Prince-Bythewood worked closely with Hernandez, whose credits include John Wick and Avengers: Endgame. “We never started with, ‘What’s a cool move?’” she says. “It was about why do the characters fight that way and what’s the story of this particular fight… There are a lot of fight co-ordinators who are sexist and you hear horror stories. Danny isn’t like that.”
The director continues: “I knew this was the best way for them to build that sisterhood and camaraderie. I needed that swagger. It can be taught, and with women it’s something that as they grow up gets smashed down; you’re told to be quieter in rooms, in relationships, in the classroom.”
Rediscovering the past
The history of the Kingdom of Dahomey, which was located in modern-day Benin in West Africa, has been largely erased. To accurately depict the culture, the production worked with Beninese historian Leonard Wantchekon. Research involved trips to the Fowler Museum at Prince-Bythewood’s alma mater UCLA in Los Angeles, where they pored over journals from 19th-century missionaries and the like.
“We learned the Agojie women were trained not to feel pain. They would soak their nails in brine and sharpen them to points. They used palm oil on their bodies so their adversaries couldn’t grip them,” recalls the director, who received the Tribute Award at November’s Gotham Awards.
Principal photography started in KwaZulu-Natal province in late 2021 with the opening village battle. They were in the jungle, the rainy season was rolling in, internet was spotty and it was tough to transport equipment to set. “This was the hardest shoot of my career,” says Prince-Bythewood.
The production had avoided the ravages of Covid-19 until it relocated to Cape Town several weeks later. One by one, cast and crew succumbed to the omicron variant and they had to shut down. “We only had three weeks of film and didn’t know if the studio would cut their losses,” the director says. “That was really scary.”
Prince-Bythewood and Davis remained in Cape Town and, aided by an efficient South African response to the pandemic, production resumed after a short hiatus. Covid-19 had diminished the ranks: background actors were halved and now stunt performers had to operate in a bubble per the protocols. Yet it proved to be a happy accident. While shooting another battle sequence, they found a way to mask their reduced numbers. “Having smoke, we wouldn’t need 10 layers [of actors] behind our main people, we only needed three. That was a lifesaver,” she recalls.
Throughout production, Davis led by example.

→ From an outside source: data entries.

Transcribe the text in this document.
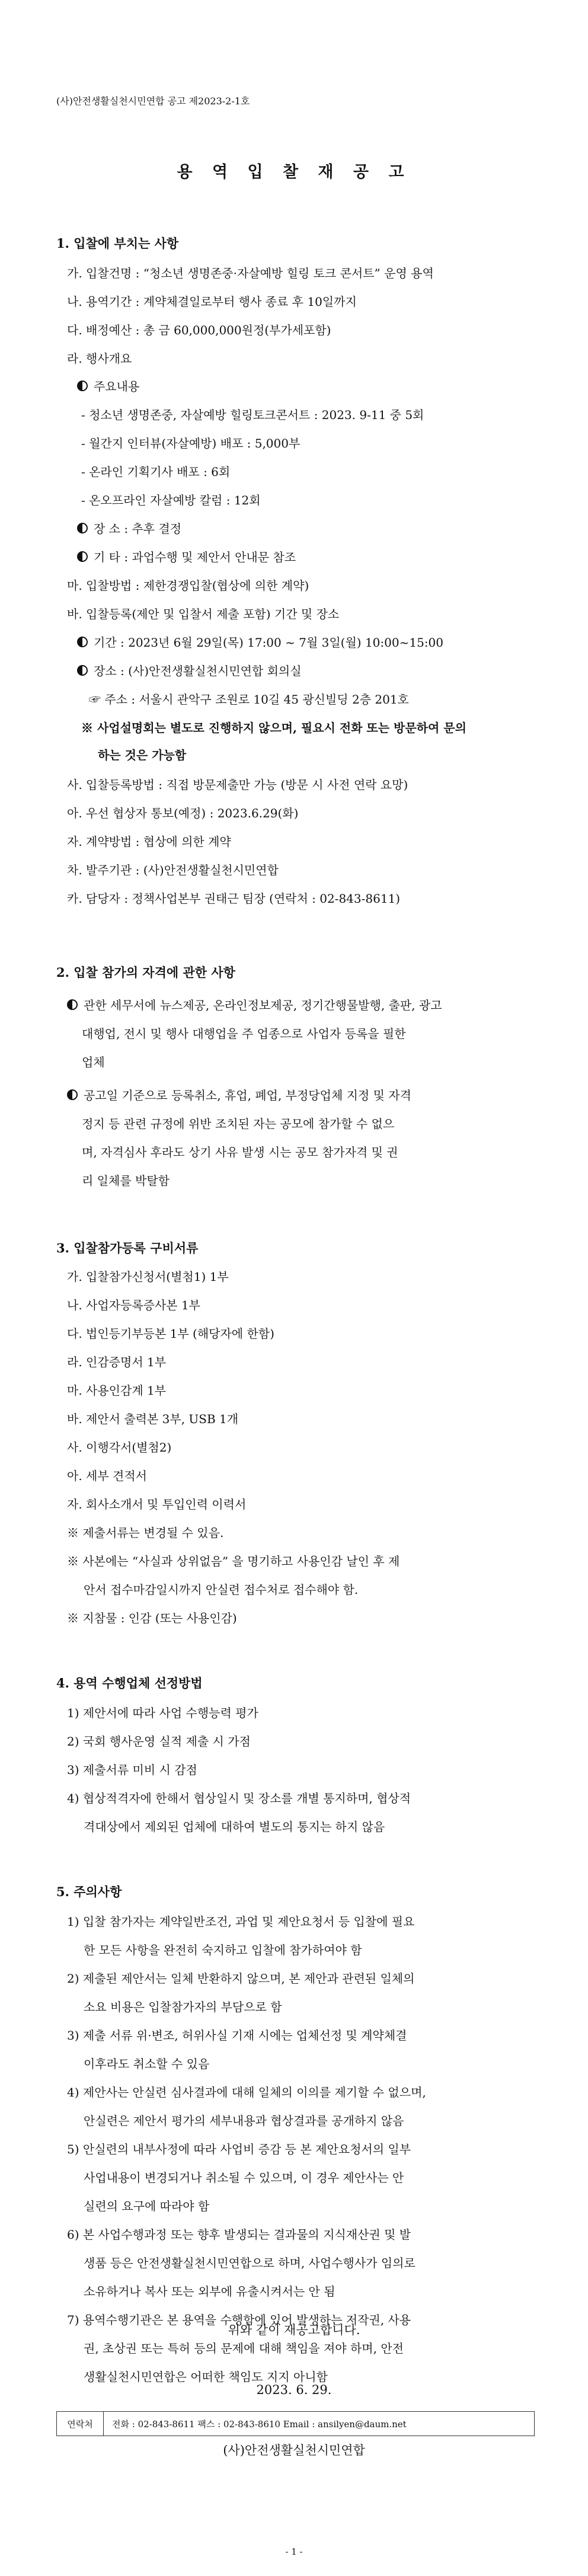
(사)안전생활실천시민연합 공고 제2023-2-1호
용 역 입 찰 재 공 고
1. 입찰에 부치는 사항
가. 입찰건명 : “청소년 생명존중·자살예방 힐링 토크 콘서트” 운영 용역
나. 용역기간 : 계약체결일로부터 행사 종료 후 10일까지
다. 배정예산 : 총 금 60,000,000원정(부가세포함)
라. 행사개요
주요내용
- 청소년 생명존중, 자살예방 힐링토크콘서트 : 2023. 9-11 중 5회
- 월간지 인터뷰(자살예방) 배포 : 5,000부
- 온라인 기획기사 배포 : 6회
- 온오프라인 자살예방 칼럼 : 12회
장 소 : 추후 결정
기 타 : 과업수행 및 제안서 안내문 참조
마. 입찰방법 : 제한경쟁입찰(협상에 의한 계약)
바. 입찰등록(제안 및 입찰서 제출 포함) 기간 및 장소
기간 : 2023년 6월 29일(목) 17:00 ~ 7월 3일(월) 10:00~15:00
장소 : (사)안전생활실천시민연합 회의실
☞ 주소 : 서울시 관악구 조원로 10길 45 광신빌딩 2층 201호
※ 사업설명회는 별도로 진행하지 않으며, 필요시 전화 또는 방문하여 문의
하는 것은 가능함
사. 입찰등록방법 : 직접 방문제출만 가능 (방문 시 사전 연락 요망)
아. 우선 협상자 통보(예정) : 2023.6.29(화)
자. 계약방법 : 협상에 의한 계약
차. 발주기관 : (사)안전생활실천시민연합
카. 담당자 : 정책사업본부 권태근 팀장 (연락처 : 02-843-8611)
2. 입찰 참가의 자격에 관한 사항
관한 세무서에 뉴스제공, 온라인정보제공, 정기간행물발행, 출판, 광고
대행업, 전시 및 행사 대행업을 주 업종으로 사업자 등록을 필한
업체
공고일 기준으로 등록취소, 휴업, 폐업, 부정당업체 지정 및 자격
정지 등 관련 규정에 위반 조치된 자는 공모에 참가할 수 없으
며, 자격심사 후라도 상기 사유 발생 시는 공모 참가자격 및 권
리 일체를 박탈함
3. 입찰참가등록 구비서류
가. 입찰참가신청서(별첨1) 1부
나. 사업자등록증사본 1부
다. 법인등기부등본 1부 (해당자에 한함)
라. 인감증명서 1부
마. 사용인감계 1부
바. 제안서 출력본 3부, USB 1개
사. 이행각서(별첨2)
아. 세부 견적서
자. 회사소개서 및 투입인력 이력서
※ 제출서류는 변경될 수 있음.
※ 사본에는 “사실과 상위없음” 을 명기하고 사용인감 날인 후 제
안서 접수마감일시까지 안실련 접수처로 접수해야 함.
※ 지참물 : 인감 (또는 사용인감)
4. 용역 수행업체 선정방법
1) 제안서에 따라 사업 수행능력 평가
2) 국회 행사운영 실적 제출 시 가점
3) 제출서류 미비 시 감점
4) 협상적격자에 한해서 협상일시 및 장소를 개별 통지하며, 협상적
격대상에서 제외된 업체에 대하여 별도의 통지는 하지 않음
5. 주의사항
1) 입찰 참가자는 계약일반조건, 과업 및 제안요청서 등 입찰에 필요
한 모든 사항을 완전히 숙지하고 입찰에 참가하여야 함
2) 제출된 제안서는 일체 반환하지 않으며, 본 제안과 관련된 일체의
소요 비용은 입찰참가자의 부담으로 함
3) 제출 서류 위·변조, 허위사실 기재 시에는 업체선정 및 계약체결
이후라도 취소할 수 있음
연락처	전화 : 02-843-8611 팩스 : 02-843-8610 Email : ansilyen@daum.net
위와 같이 재공고합니다.
2023. 6. 29.
(사)안전생활실천시민연합
- 1 -
4) 제안사는 안실련 심사결과에 대해 일체의 이의를 제기할 수 없으며,
안실련은 제안서 평가의 세부내용과 협상결과를 공개하지 않음
5) 안실련의 내부사정에 따라 사업비 증감 등 본 제안요청서의 일부
사업내용이 변경되거나 취소될 수 있으며, 이 경우 제안사는 안
실련의 요구에 따라야 함
6) 본 사업수행과정 또는 향후 발생되는 결과물의 지식재산권 및 발
생품 등은 안전생활실천시민연합으로 하며, 사업수행사가 임의로
소유하거나 복사 또는 외부에 유출시켜서는 안 됨
7) 용역수행기관은 본 용역을 수행함에 있어 발생하는 저작권, 사용
권, 초상권 또는 특허 등의 문제에 대해 책임을 져야 하며, 안전
생활실천시민연합은 어떠한 책임도 지지 아니함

The Oscar winner, then 56, trained as hard as anybody. “She aspires to be great but doesn’t carry herself like that,” says the director. “Thuso had never done a movie and Viola was bringing her into the process. She always felt like the stronger the ensemble, the stronger the film.”
The Woman King premiered in September at Toronto International Film Festival and opened a week later at number one in North America, going on to gross $92m worldwide at press time.
Things are starting to come full circle for Prince-Bythewood, who swears she is trying to take a little break from directing. She is executive producer on the upcoming National Geographic series Genius: MLK/X and brought on “young, beautiful, Black female director” Channing Godfrey Peoples (Miss Juneteenth) to direct the pilot.
Reflecting on the work of her heads of department and the entire production on The Woman King, she is taken back to the young Prince-Bythewood who watched that Spike Lee trailer. “It’s a beautiful thing to look at this crew, which was all women and people of colour. You’re so used to being the only one there and making yourself quiet. Now you’re looking around the table at the production meeting and seeing yourself reflected everywhere. Suddenly you realise how much your voice matters.”